Sullivan made an impassioned plea to ESPNsoccernet to explain their absence in the face of criticism from certain sections. He said: "We would never miss a home game, however we do not think missing an away game that's on TV over a bank holiday weekend is significant. I doubt any chairman has missed fewer league games than myself and David Gold over the last 20 years."
"Watching our poor away performances week after week, and not having the ability to influence things, has impacted on us," Sullivan admitted. "My family think I'm mad devoting so much time and money to the club, and as the match was on TV, I decided to watch it on TV.
"We couldn't influence the result, so we donated the cost of a private plane to a charity for terminally ill children, we thought that would do more good. Had it not been on TV we would have been there."

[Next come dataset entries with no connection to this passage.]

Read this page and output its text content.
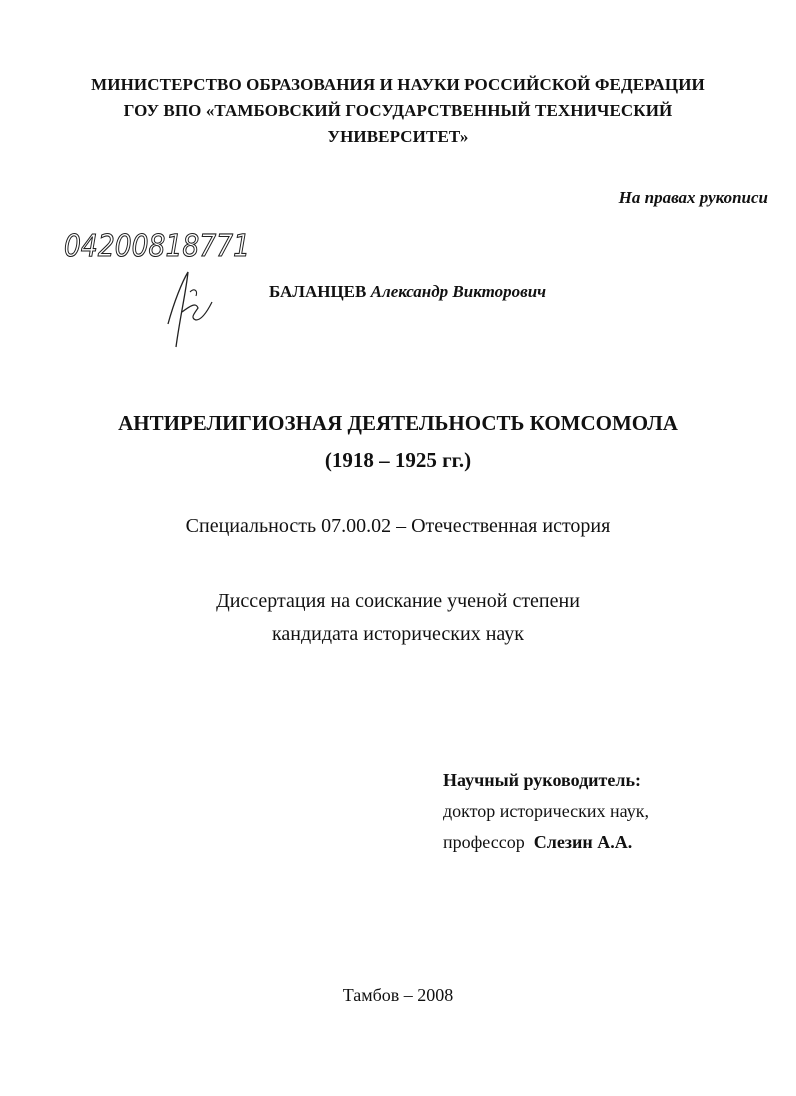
МИНИСТЕРСТВО ОБРАЗОВАНИЯ И НАУКИ РОССИЙСКОЙ ФЕДЕРАЦИИ
ГОУ ВПО «ТАМБОВСКИЙ ГОСУДАРСТВЕННЫЙ ТЕХНИЧЕСКИЙ
УНИВЕРСИТЕТ»
На правах рукописи
04200818771
БАЛАНЦЕВ Александр Викторович
АНТИРЕЛИГИОЗНАЯ ДЕЯТЕЛЬНОСТЬ КОМСОМОЛА
(1918 – 1925 гг.)
Специальность 07.00.02 – Отечественная история
Диссертация на соискание ученой степени
кандидата исторических наук
Научный руководитель:
доктор исторических наук,
профессор Слезин А.А.
Тамбов – 2008
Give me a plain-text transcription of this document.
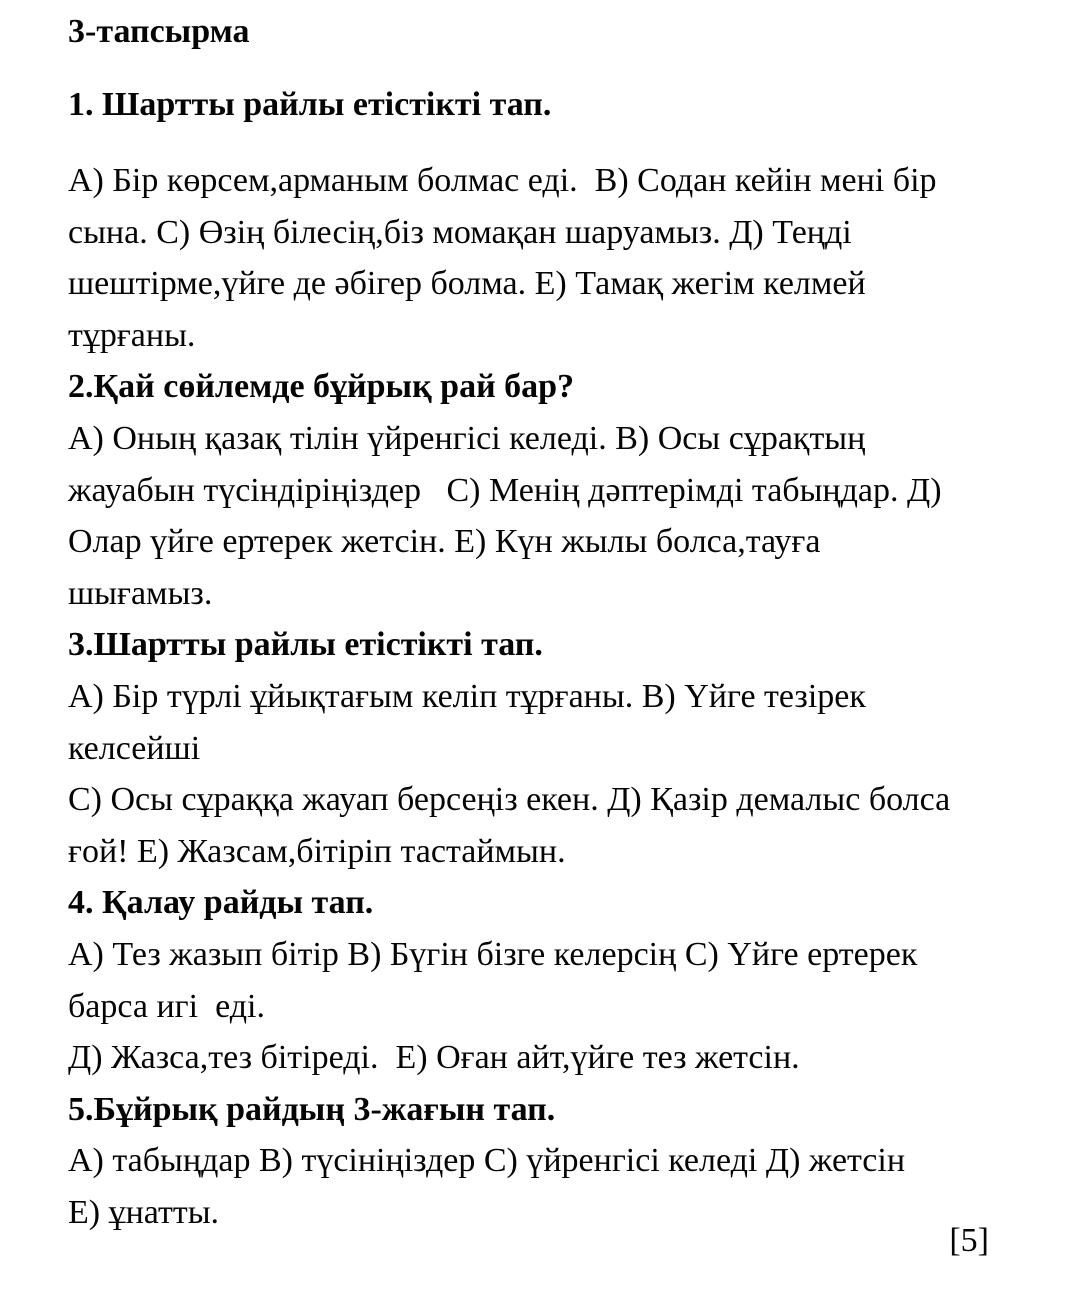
3-тапсырма
1. Шартты райлы етістікті тап.
А) Бір көрсем,арманым болмас еді.  В) Содан кейін мені бір
сына. С) Өзің білесің,біз момақан шаруамыз. Д) Теңді
шештірме,үйге де әбігер болма. Е) Тамақ жегім келмей
тұрғаны.
2.Қай сөйлемде бұйрық рай бар?
А) Оның қазақ тілін үйренгісі келеді. В) Осы сұрақтың
жауабын түсіндіріңіздер   С) Менің дәптерімді табыңдар. Д)
Олар үйге ертерек жетсін. Е) Күн жылы болса,тауға
шығамыз.
3.Шартты райлы етістікті тап.
А) Бір түрлі ұйықтағым келіп тұрғаны. В) Үйге тезірек
келсейші
С) Осы сұраққа жауап берсеңіз екен. Д) Қазір демалыс болса
ғой! Е) Жазсам,бітіріп тастаймын.
4. Қалау райды тап.
А) Тез жазып бітір В) Бүгін бізге келерсің С) Үйге ертерек
барса игі  еді.
Д) Жазса,тез бітіреді.  Е) Оған айт,үйге тез жетсін.
5.Бұйрық райдың 3-жағын тап.
А) табыңдар В) түсініңіздер С) үйренгісі келеді Д) жетсін
Е) ұнатты.
[5]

Since taking over at West Ham in January 2010, Sullivan and Gold have reduced the debt they inherited and are prepared to fill the black hole of £40 million losses from their own pockets if the club are relegated.
Sullivan added: "None of us draw any salary or expenses from West Ham United. We are not £20,000 to £60,000-a-week footballers. We only took 1,100 supporters yesterday, like us the bulk of the West Ham United supporters preferred to watch it on TV. We'll be at Wigan as will 4,500 supporters."
West Ham face three games to save their season, starting with Blackburn on Saturday.